Шрифт:
Интервал:
Закладка:
— Я хотел сводить вас туда раньше. — После долгого молчания мой голос звучал громко и неестественно. — С того места открывается вид, который Эмброз любил больше всего в целом имении. Поэтому там и стоит этот камень.
— Но показывать его мне не входило в планы, намеченные вами на свой день рождения.
Жесткие, чеканные слова, слова постороннего.
— Нет, — спокойно ответил я, — не входило.
И, не возобновляя беседы, мы молча прошли подъездную аллею, и, как только переступили порог дома, она сразу поднялась в свои комнаты.

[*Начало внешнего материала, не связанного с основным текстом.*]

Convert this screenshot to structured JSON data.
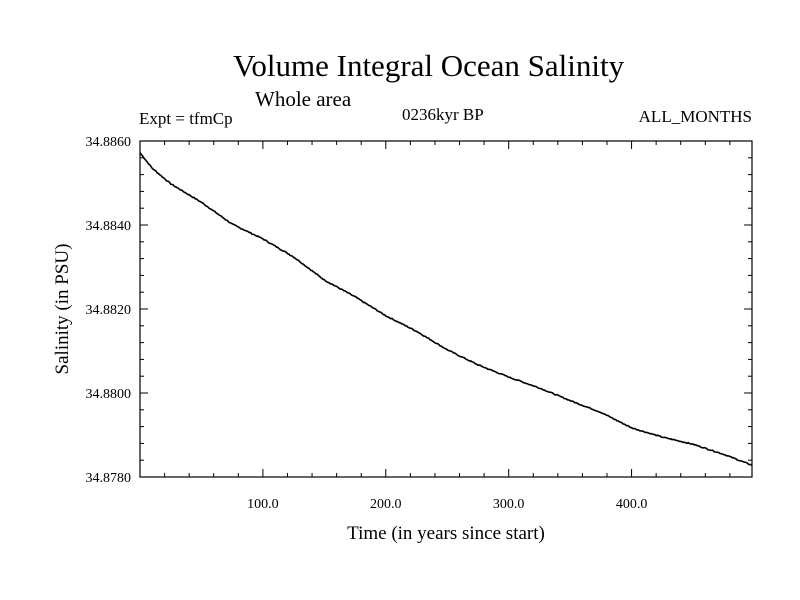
{
  "chart_data": {
    "type": "line",
    "title": "Volume Integral Ocean Salinity",
    "subtitle": "Whole area",
    "header_left": "Expt = tfmCp",
    "header_center": "0236kyr BP",
    "header_right": "ALL_MONTHS",
    "xlabel": "Time (in years since start)",
    "ylabel": "Salinity (in PSU)",
    "xlim": [
      0,
      498
    ],
    "ylim": [
      34.878,
      34.886
    ],
    "xticks": [
      100,
      200,
      300,
      400
    ],
    "xtick_labels": [
      "100.0",
      "200.0",
      "300.0",
      "400.0"
    ],
    "yticks": [
      34.878,
      34.88,
      34.882,
      34.884,
      34.886
    ],
    "ytick_labels": [
      "34.8780",
      "34.8800",
      "34.8820",
      "34.8840",
      "34.8860"
    ],
    "grid": false,
    "series": [
      {
        "color": "#000000",
        "x": [
          0,
          10,
          25,
          50,
          75,
          100,
          125,
          150,
          175,
          200,
          225,
          250,
          275,
          300,
          325,
          350,
          375,
          400,
          425,
          450,
          475,
          498
        ],
        "y": [
          34.88572,
          34.88535,
          34.88498,
          34.88454,
          34.88402,
          34.88367,
          34.88324,
          34.88269,
          34.88229,
          34.88184,
          34.88147,
          34.88103,
          34.88067,
          34.88038,
          34.88012,
          34.87982,
          34.87954,
          34.87917,
          34.87895,
          34.87878,
          34.87854,
          34.87828
        ]
      }
    ]
  }
}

Я принял ванну и переоделся; от былой легкости не осталось и следа, ее сменили уныние и подавленность. Какой демон привел нас к гранитной плите, какой провал памяти? Она не знала, но я ведь знал, как часто стоял там Эмброз, улыбаясь и опершись на трость; нелепый стишок способен привести лишь в то настроение, которое его подсказало, — полушутливое-полуностальгическое… доброе чувство за насмешливыми глазами Эмброза. В гранитной глыбе, высокой, горделивой, запечатлелась сущность человека, которому она по вине обстоятельств не позволила вернуться и умереть дома и который покоится за сотни миль от него на протестантском кладбище во Флоренции.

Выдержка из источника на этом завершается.